Optimizer step in fp32 — small updates lr * grad ≈ 1e-7 need fp32’s mantissa precision; in bf16 they’d round to zero.

The recipe

def loss_fn(params):
    # 1. Cast inputs into low precision INSIDE the loss_fn
    params_bf16 = jax.tree_util.tree_map(
        lambda p: p.astype(jnp.bfloat16), params
    )
    x_bf16 = x.astype(jnp.bfloat16)
    y_bf16 = y.astype(jnp.bfloat16)

    # 2. Forward + loss in bf16
    preds = state.apply_fn({"params": params_bf16}, x_bf16).reshape(-1)
    loss_bf16 = jnp.mean((preds - y_bf16) ** 2)

    # 3. Scale the loss in fp32 to protect tiny grads
    loss_scaled = loss_bf16.astype(jnp.float32) * loss_scale
    return loss_scaled

# Grads come back in (possibly) bf16 dtype — cast and unscale
grads = jax.grad(loss_fn)(state.params)
grads = jax.tree_util.tree_map(
    lambda g: g.astype(jnp.float32) / loss_scale, grads
)

# Optimizer update happens in fp32 with fp32 params and fp32 grads
state = state.apply_gradients(grads=grads)

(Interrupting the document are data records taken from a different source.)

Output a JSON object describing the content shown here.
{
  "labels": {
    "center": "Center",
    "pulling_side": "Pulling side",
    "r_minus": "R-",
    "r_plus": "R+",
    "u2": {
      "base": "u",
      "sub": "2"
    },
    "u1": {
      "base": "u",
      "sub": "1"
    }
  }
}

The flow is: fp32 → bf16 → bf16 → fp32. The bf16 zone is between the cast inside loss_fn and the cast back when handling grads.

Why scale the loss?

bf16 / fp16 has limited dynamic range. If grads are around 1e-5 they’re representable in bf16, but if they’re around 1e-9 they round to zero — “underflow.” Multiplying the loss by S multiplies grads by S (chain rule). Then we divide by S after grads are computed. The grads we see are the same in expectation, but they survived the bf16 round-trip.

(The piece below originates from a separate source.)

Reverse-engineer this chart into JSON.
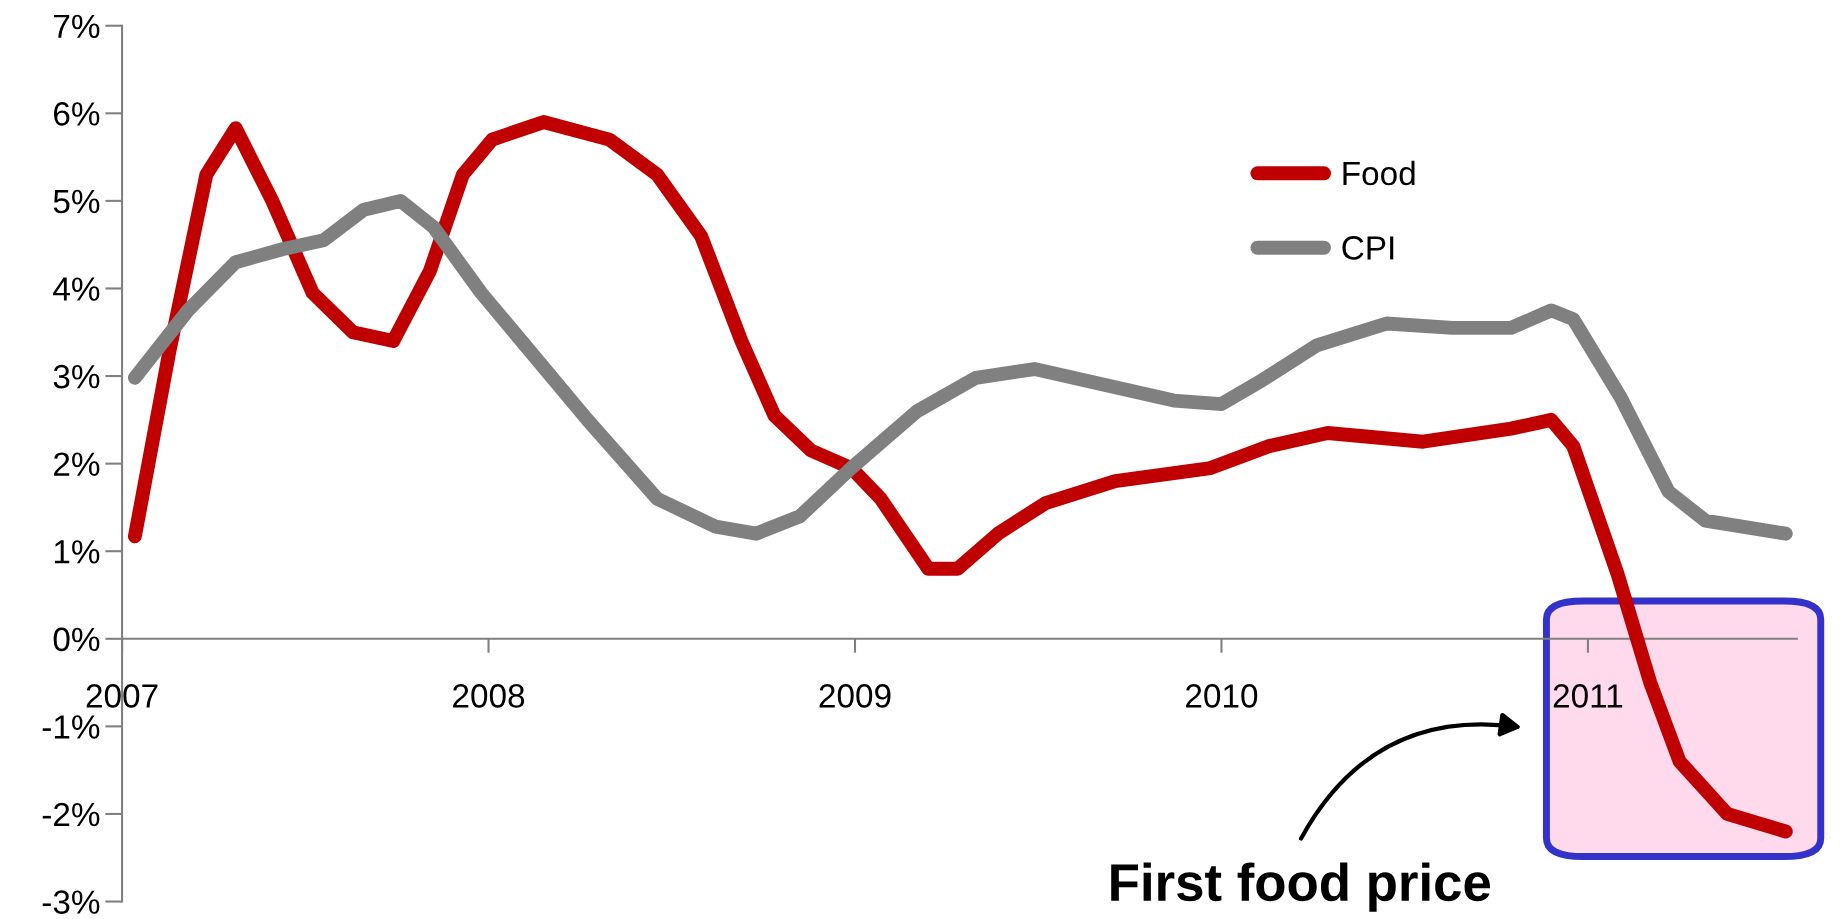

With bf16 specifically, dynamic range is similar to fp32, so loss scaling matters LESS than for fp16. Real frameworks often use loss_scale = 1.0 for bf16. We still teach the pattern because the same code is needed for fp16 (e.g. on older GPUs or TPU v3).

Why the cast inside the loss_fn, not outside?

Two reasons:

The fp32 master copy of params lives outside loss_fn; only inside do we want bf16. After jax.grad finishes, we’re back to fp32 land.
apply_gradients applies grad to params, expecting both have the same dtype. If params are fp32 and grads were left as bf16, you’d get dtype mismatches or silent precision loss.

Common pitfalls

Casting params to bf16 BEFORE loss_fn: then the master copy is bf16 too — defeats the entire point.
Forgetting to unscale the grads: the optimizer would step S× too large.
Not casting x and y to bf16: matmul will broadcast-promote them to fp32, so the matmul still runs in fp32 — no speed-up.
Casting the loss back to fp32 BEFORE multiplying by loss_scale: this is fine and what the recipe does. Order matters less here than for 1/loss_scale of grads (which MUST be in fp32).

Problem

Implement a single mixed-precision training step:

Build a TrainState with a tiny nn.Dense(1) and optax.sgd(lr).
Inside loss_fn: cast params, x, y to bf16; do MSE forward in bf16; scale loss by loss_scale (cast to fp32 first).
Compute grads with jax.grad.
Cast grads to fp32 and divide by loss_scale.
apply_gradients.
Recompute the un-scaled MSE in bf16 (cast back to fp32) at the new params. Return as 1-D (1,).

Inputs:

seed: float (cast to int).
x: 2-D (N, D).
y: 1-D (N,).
lr: float.
loss_scale: float — typically a power of 2 (e.g., 64, 128, 256).

Output: 1-D (1,) — [final_loss_after_step_in_fp32].